THE LAST WORD: I just realized that some of my commentary skews toward the negative, but in all honesty, what I found on Anthai Da Protagonist's Anthai Drug is much better than I expected. Anthai has an obvious appreciation of both Wu-Tang policies and procedures and of music in general: one of his biggest strengths lies in his oftentimes fucking great instrumentals, which take elements of songs that you're already familiar with and reconfigures them into something entirely different. (Seriously: fucking Zamfir? Who knew that sampling pan flutes could turn out brilliantly?) Lyrically, Anthai isn't necessarily at the Clan's level just yet, but he's entertaining to listen to, not unlike various members of Killarmy. Anthai Drug is the most successful Wu throwback album I've heard in a long time (a large part of that may be due to the heavy use of kung-fu samples, which I've missed). If you're a Wu stan, you will enjoy this shit. Everyone else should perhaps give it a shot anyway, as you may be pleasantly surprised.

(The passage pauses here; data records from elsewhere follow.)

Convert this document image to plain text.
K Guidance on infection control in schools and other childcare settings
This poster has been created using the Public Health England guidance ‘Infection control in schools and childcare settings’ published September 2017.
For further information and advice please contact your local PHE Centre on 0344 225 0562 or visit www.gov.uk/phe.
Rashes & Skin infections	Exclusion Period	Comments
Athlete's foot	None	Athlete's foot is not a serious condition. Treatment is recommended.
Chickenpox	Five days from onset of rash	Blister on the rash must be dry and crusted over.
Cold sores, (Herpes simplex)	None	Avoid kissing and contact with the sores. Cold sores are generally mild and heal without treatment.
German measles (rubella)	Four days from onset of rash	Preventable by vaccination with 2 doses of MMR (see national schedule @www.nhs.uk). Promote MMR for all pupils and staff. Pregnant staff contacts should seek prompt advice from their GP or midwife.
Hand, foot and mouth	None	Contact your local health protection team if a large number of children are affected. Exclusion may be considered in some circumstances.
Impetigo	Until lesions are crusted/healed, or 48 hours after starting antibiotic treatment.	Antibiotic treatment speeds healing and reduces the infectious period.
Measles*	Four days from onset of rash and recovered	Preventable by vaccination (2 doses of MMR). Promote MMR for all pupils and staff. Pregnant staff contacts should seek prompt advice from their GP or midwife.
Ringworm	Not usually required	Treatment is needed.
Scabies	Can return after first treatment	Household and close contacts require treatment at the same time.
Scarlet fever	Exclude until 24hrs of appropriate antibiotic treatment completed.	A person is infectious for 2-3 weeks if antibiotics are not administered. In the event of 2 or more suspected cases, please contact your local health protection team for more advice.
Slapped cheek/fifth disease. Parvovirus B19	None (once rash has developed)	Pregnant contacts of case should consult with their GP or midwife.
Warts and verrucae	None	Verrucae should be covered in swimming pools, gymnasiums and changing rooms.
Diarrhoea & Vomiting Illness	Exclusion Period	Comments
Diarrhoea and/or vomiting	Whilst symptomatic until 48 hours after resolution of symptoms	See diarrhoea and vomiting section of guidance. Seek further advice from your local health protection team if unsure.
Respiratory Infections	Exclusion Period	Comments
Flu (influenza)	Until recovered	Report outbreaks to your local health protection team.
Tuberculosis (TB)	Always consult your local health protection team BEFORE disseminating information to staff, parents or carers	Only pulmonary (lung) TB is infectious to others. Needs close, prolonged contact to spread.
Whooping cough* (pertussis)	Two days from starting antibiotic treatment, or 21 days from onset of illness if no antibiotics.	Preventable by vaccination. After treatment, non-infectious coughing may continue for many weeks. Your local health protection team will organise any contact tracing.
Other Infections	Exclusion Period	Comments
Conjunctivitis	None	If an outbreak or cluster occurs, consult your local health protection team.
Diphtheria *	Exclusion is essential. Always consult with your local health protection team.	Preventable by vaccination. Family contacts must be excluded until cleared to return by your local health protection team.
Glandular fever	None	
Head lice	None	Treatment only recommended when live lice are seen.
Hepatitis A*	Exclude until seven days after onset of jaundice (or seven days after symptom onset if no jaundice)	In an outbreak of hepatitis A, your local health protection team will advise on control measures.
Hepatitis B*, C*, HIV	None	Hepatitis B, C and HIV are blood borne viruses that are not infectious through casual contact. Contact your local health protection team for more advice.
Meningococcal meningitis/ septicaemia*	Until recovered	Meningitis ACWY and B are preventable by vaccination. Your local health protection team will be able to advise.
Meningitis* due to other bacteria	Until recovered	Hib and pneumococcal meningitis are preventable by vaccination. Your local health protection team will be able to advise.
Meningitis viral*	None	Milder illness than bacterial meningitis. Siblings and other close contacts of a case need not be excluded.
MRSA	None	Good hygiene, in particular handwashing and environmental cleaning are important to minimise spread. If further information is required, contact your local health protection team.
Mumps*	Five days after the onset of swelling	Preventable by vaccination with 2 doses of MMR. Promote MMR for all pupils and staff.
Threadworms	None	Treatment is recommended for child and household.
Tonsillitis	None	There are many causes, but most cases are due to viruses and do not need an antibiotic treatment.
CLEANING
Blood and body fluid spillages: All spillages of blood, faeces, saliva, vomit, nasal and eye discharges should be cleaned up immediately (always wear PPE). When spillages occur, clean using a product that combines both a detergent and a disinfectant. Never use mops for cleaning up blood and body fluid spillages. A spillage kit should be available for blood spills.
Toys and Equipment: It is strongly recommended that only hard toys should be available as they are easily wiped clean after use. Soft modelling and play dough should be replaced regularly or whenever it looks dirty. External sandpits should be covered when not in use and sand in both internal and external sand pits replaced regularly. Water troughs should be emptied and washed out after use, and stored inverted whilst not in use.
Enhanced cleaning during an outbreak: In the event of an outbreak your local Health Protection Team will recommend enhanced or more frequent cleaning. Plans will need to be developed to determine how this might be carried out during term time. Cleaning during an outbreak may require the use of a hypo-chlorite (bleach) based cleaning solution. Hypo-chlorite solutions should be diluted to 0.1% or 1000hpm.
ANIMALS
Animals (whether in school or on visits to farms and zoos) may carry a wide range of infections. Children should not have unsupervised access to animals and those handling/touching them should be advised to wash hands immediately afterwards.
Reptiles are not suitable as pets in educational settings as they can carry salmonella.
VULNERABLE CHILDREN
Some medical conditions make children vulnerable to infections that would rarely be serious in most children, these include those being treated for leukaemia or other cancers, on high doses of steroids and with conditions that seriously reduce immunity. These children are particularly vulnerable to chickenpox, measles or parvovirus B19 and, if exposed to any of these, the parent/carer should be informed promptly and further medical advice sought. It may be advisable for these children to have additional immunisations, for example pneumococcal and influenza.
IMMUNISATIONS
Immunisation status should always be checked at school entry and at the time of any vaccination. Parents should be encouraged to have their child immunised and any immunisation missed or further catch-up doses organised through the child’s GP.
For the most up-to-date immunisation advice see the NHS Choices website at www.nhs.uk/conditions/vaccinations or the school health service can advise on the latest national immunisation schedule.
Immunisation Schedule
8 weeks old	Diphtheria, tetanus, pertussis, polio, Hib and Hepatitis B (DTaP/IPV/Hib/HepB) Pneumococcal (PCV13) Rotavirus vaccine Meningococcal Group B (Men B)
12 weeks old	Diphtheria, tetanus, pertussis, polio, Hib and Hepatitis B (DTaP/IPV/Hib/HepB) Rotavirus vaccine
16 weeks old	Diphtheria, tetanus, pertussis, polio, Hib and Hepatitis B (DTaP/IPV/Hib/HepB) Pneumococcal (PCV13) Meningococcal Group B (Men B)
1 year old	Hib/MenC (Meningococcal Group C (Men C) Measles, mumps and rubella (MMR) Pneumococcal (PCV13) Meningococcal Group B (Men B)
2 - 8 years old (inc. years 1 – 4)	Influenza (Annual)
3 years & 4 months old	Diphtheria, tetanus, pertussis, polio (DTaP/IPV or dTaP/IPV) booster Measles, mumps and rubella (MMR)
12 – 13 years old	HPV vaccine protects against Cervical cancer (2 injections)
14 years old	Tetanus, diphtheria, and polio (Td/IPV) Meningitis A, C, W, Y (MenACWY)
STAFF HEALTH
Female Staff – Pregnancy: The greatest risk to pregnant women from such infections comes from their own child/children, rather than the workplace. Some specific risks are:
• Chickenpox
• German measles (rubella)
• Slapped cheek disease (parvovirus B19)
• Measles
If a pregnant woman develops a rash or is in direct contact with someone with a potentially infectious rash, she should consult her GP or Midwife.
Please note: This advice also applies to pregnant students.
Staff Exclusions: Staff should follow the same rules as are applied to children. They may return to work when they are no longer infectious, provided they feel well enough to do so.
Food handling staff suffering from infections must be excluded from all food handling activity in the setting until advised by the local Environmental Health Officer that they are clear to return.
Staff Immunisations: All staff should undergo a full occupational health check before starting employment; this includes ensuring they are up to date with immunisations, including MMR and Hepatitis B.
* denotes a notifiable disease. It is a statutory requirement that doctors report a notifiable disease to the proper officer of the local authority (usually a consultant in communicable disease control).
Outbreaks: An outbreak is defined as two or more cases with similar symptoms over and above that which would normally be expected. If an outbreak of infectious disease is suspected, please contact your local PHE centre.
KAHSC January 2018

(OCTOBER 11, 2011 EDIT: I don't normally revisit older write-ups, but at the request of the artist, here is his recent video for "Ninjas Vs. Swaggers" / "One Too Many".  And I stand by my "you may be pleasantly surprised" statement.)




  1. Very good review but what happened to track $14 "Yes They DO"? No comment?

  2. Hm. Mildly interested. I wish more of those goddamn Wu affiliates would use guys like Bronze Nazareth and Cilvaringz. Something worthwhile might actually come out of it. Maybe.

  3. Um..."Meh" IS the comment.

    A.R. - the production on here is actually pretty good. Maybe more of the Wu affiliates should look this guy's way.

  4. Grateful the homie Anthia let me get on a track. I've always like his beat. Good write up.

  5. As a fellow Wu stan, I might just check this out. I don't really get down with any of the left coast killa bees besides the Black Knights. I'm surprised you haven't done the Wisemen album yet.

  6. Max, didn't Killarmy use a sample of "The Lonely Shepherd" on 'Dirty Weaponry's' "Serving Justice" ? Or maybe I'm tripping.

  7. I haven't listened to an actual Killarmy album in so long that you're probably right. Doesn't take away from the power the sample gives this album, though. And why the hell hasn't The RZA used the damn sample? He probably chose the damn song for the Kill Bill soundtrack to start with.

    Thanks for reading!

  8. Oh, and Max: I KNOW you're going to do this. It's not even really worth suggesting you do it because I know, for certain, that you're going to do it.

    But after a few weeks why not do a 100 Calorie Gut Reactions: Keeping Up With RZA Edition and review his Wu Wednesdays? He's been fucking murdering shit.

    If you ask me Kanye should have just done the whole album with him and maybe learned a few things about longevity.

  9. Do you research properly homie, Doc Doom was not on the story of my life

  10. @A.R. Marks - Yes, I've considered doing that. I don't want to set a precedent, since I have no interest in doing the same for Swizz Beatz and Timbaland (okay, maybe Timbo, if he throws some unreleased Jay-Z in there), but since it's fairly well documented that I'm a Wu stan, I might do it later on or early next year, depending on my schedule.

    @Malcolm - there are a lot of Wu affiliates I haven't gotten to yet. I might do the Wisemen album in the future. In the meantime, I think you'll like this one.